屋敷の前にいた、大柄な男が駆け寄ってきた。
武装して、帯剣している。
「醐貴人、だめだ、ここも危うい。王家の軍が謀反を声高に叫んで近付いてきている」
屋敷の前にずらりと並んだのは私兵だろうか。
服装に統一感がないのを見ると、謀反の仲間か。
「分かっています。至急、弧に兵を寄こしてもらいましょう。今から馬を走らせれば、あるいは…」
「一日、持つと思うか?」
「………っ」
二人は沈黙して、絶望に満ちた顔でお互いを見つめた。
それからしばらく経って、落日の炎が赤く燃え始めたころだ。
道の向こうから土煙が上り、青い旗が無数にはためいて、けたたましい馬の足音が豪雨のように響いてきた。
〇
王の軍は、おびただしい数の兵を不穏分子の討伐へ差し向け、しょせん烏合の衆にすぎない兄達一派を、容赦のない武力でもって掃討した。
名乗り合うこともなく、兄の戦ははじまった。
まずは弓、そして騎馬が人を崩して道を切り開き、歩兵がどっと、土石流のように押し寄せてきた。
発覚してしまえば、勝ち目のない戦だった。
私は屋敷の影に隠れて、目まぐるしく人が変わる、殺戮の風景を見続けている。
ああ。
この最悪は、私が引き起こした事態なのだ。
全て、愚かな私が悪いのだ。
兄を、止められていれば。
あの若者に、心を許さなければ。
涙は流れなかった。
命の危機に、感情に任せた行動に走るほど愚かではないのかもしれない。
ただ、私の瞳はぽっかりと空いた穴のように、起きていることを無機質に反射させる水面のように、映像だけを送り込んできた。
〇
「なぜあなたがここにいる!」
妙に懐かしい声だった。
揺さぶられた気がしたが、気のせいかもしれない。
「屋敷にいるのではなかったか! ……醐遊居め、どこまでも身勝手な!」
兄の名を、敬称もつけずに吐き捨てる。
久しぶりに、聞いた。
遊居、と気軽にそう呼ぶ人はもう、この世にはいなくなったから。
「戦地は狂気が支配する。あなたは早く身を隠し、隙をついて逃げなさい。
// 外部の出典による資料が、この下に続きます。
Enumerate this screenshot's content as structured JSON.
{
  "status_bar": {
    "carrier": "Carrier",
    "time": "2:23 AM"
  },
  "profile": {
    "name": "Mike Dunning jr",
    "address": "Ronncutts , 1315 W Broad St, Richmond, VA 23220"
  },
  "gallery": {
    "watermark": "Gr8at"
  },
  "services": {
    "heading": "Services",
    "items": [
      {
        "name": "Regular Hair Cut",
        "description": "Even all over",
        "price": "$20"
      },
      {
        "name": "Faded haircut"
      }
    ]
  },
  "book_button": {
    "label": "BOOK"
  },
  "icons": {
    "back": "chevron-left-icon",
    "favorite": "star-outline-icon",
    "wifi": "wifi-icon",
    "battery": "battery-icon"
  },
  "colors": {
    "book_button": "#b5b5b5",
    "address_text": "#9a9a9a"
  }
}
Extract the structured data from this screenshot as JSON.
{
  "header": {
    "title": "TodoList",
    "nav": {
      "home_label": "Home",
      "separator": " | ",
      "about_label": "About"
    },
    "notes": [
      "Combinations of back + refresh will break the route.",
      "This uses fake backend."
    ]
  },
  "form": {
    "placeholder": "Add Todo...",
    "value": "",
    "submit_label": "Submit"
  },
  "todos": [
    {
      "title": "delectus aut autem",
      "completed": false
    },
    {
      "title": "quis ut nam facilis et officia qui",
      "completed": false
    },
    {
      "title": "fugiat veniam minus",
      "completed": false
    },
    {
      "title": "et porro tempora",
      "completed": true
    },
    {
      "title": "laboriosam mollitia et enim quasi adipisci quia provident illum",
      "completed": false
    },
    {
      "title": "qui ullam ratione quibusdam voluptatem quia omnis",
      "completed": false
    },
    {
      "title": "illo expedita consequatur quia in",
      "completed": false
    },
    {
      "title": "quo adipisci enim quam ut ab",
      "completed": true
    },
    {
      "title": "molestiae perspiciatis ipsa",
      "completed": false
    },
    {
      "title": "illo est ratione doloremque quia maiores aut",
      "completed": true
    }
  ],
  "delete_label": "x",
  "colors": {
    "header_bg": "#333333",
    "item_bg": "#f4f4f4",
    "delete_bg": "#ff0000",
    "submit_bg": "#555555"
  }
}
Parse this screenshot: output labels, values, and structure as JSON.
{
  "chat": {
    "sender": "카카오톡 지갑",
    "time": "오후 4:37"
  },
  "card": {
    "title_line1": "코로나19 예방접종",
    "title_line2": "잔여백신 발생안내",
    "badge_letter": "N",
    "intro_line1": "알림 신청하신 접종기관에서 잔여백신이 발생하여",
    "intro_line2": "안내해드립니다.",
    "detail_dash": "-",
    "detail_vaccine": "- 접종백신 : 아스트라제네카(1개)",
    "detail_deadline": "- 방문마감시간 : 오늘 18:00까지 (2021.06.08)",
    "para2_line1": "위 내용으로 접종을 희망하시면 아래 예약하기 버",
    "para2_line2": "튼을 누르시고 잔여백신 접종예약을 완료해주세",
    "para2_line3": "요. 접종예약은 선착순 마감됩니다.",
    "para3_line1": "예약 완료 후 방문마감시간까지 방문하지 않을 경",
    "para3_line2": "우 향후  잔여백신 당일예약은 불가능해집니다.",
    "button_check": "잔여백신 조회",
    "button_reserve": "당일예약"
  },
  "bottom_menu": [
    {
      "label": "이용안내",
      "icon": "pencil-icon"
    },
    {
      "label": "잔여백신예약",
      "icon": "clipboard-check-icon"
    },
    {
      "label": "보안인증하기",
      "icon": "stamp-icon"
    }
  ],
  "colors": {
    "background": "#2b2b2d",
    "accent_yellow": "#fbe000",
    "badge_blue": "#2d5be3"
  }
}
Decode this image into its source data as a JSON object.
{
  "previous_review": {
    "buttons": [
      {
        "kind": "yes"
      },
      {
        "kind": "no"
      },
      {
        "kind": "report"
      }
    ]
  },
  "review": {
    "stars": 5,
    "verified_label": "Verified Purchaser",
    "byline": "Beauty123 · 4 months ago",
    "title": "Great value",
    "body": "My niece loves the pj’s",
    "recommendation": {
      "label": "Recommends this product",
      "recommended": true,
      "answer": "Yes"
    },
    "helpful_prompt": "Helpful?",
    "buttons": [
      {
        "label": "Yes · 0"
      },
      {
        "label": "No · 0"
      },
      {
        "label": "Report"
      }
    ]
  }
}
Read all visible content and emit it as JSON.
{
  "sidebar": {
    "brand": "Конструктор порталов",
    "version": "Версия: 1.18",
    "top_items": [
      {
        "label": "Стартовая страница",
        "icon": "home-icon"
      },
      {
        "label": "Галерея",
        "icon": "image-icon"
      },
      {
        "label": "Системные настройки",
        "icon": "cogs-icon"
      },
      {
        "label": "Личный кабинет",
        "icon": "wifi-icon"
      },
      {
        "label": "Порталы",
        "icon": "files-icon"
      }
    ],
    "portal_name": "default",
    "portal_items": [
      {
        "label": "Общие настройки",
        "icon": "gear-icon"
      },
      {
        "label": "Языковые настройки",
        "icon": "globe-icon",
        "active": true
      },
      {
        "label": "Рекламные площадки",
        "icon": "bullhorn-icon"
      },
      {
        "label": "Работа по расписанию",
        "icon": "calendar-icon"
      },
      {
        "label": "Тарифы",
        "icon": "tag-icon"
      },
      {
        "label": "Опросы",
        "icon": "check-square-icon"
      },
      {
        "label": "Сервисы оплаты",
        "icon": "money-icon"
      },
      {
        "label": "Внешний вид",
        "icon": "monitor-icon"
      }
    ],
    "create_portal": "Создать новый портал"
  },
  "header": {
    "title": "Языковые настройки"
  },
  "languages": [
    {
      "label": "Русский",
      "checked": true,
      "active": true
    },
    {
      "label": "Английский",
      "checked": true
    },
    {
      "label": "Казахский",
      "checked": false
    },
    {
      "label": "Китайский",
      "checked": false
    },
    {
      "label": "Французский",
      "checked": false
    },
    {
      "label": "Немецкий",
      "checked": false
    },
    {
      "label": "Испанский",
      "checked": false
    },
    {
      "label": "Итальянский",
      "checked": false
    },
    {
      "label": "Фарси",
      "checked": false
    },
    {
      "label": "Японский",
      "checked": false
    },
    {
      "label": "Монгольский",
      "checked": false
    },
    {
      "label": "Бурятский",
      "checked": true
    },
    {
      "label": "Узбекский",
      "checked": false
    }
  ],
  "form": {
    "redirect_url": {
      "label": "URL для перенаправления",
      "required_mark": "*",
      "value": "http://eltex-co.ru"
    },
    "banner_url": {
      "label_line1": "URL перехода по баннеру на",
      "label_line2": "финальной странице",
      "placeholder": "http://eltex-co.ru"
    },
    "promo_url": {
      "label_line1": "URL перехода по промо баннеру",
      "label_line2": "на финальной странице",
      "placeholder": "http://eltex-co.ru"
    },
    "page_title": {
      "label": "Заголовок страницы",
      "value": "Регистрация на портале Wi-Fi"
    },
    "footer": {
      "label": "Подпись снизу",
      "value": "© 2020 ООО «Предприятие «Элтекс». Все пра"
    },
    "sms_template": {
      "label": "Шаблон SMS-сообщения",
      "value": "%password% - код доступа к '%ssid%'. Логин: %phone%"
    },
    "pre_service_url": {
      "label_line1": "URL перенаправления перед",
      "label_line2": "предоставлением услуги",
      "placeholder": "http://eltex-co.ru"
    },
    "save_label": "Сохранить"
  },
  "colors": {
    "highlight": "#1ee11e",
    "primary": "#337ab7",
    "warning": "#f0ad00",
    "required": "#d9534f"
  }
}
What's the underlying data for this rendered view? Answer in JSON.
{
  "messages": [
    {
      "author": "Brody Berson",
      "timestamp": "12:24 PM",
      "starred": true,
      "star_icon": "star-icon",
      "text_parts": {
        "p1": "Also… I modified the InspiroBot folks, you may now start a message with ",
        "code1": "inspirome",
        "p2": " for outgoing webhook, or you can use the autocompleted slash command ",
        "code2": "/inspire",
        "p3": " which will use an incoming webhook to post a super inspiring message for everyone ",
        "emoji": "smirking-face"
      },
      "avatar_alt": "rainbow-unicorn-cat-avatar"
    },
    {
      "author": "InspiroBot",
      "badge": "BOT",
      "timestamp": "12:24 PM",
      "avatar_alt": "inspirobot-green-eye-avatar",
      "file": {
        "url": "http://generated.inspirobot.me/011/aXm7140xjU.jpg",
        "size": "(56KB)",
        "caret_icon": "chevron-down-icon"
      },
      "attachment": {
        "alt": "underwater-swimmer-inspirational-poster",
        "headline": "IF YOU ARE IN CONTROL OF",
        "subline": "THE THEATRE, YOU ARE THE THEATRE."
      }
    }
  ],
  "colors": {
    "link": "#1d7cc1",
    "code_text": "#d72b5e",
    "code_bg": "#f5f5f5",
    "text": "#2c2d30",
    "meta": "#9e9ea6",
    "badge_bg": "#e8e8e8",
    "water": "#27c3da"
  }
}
弓を捨て、衣も軽く! 女であっても、容赦は―…ちっ」
そう言って、私の前に回り込んだ。
青が、広がる。
広い背中にはためく外套。
そして、夕陽を浴びてきらめく鋭い銀が宙に線を引き、続いて赤が降りそそぐ。
そして、青。
王家の旗の色。
青、青、青。
映るのはただ、青ばかり――――。
〇
目を開くと、そこは戦場ではなかった。
意識を手放す前、私の顔を覗きこんだ人の顔が、変わらずそこにあった。
目が合うと、その人は、ぽろぽろと涙をこぼした。
睫毛から滴り、あるいは頬を伝って落ちた涙は、そのまま眼下の私の顔へ、集まってくる。
「よかった」
とても細く、震えた声だ。
「巻き添えにならずに、本当に良かった……」
おおいかぶさるように顔を寄せ、耳元で、声を上げて泣いている。
この人は、ただ静かに、体を震わせ、泣いている。
「私は、自国の兵に刃を向けました。あの方の前に立つ資格は、私にはもはやありません」
彼の体に、もう青はない。
代わりに、赤。
「この騒乱は、すぐに内紛へと発展する。璃国の崩壊は、もう止まらないでしょう」
横たわる私を、彼は抱きしめていた。
私の頬を打つ彼の涙が、顎に流れ、地に染み渡る。
泣いてください。
どうか、泣いてください。
〇
全ては彼の言った通りになった。
謀反発覚に端を発した内乱は、弧国に好機を与え、敵兵の侵入を許し、王家は滅んだ。
それは悲しいくらい、短期間で起きたこと。
璃は弧の属国となり、弧から新たな王がやってきて、人民を支配した。
結果的に、兄の起こした事が璃を滅亡させたのだ。
すべてが、おわった。
〇
今はもう昔、露と消えた小さな国の物語。
私は、蜂の巣のように隣合い、無数にある国々を、昔語をしながら旅をしている。
私の語る物語に、耳を傾ける人は多くない。
老いぼれの夢物語と笑い飛ばす人もいる。
だが、それでも私は語るのだ。
昔にあったこの国を。
一人の娘の小さな思いを。
私は、時勢に翻弄されるままに、日々を生きた。
けれど、後悔はないのだ。
今の私には、大地に足を着け歩む意思と、ひたすらに伸びゆく道だけが、見えているから。
お読みくださって、ありがとうございました。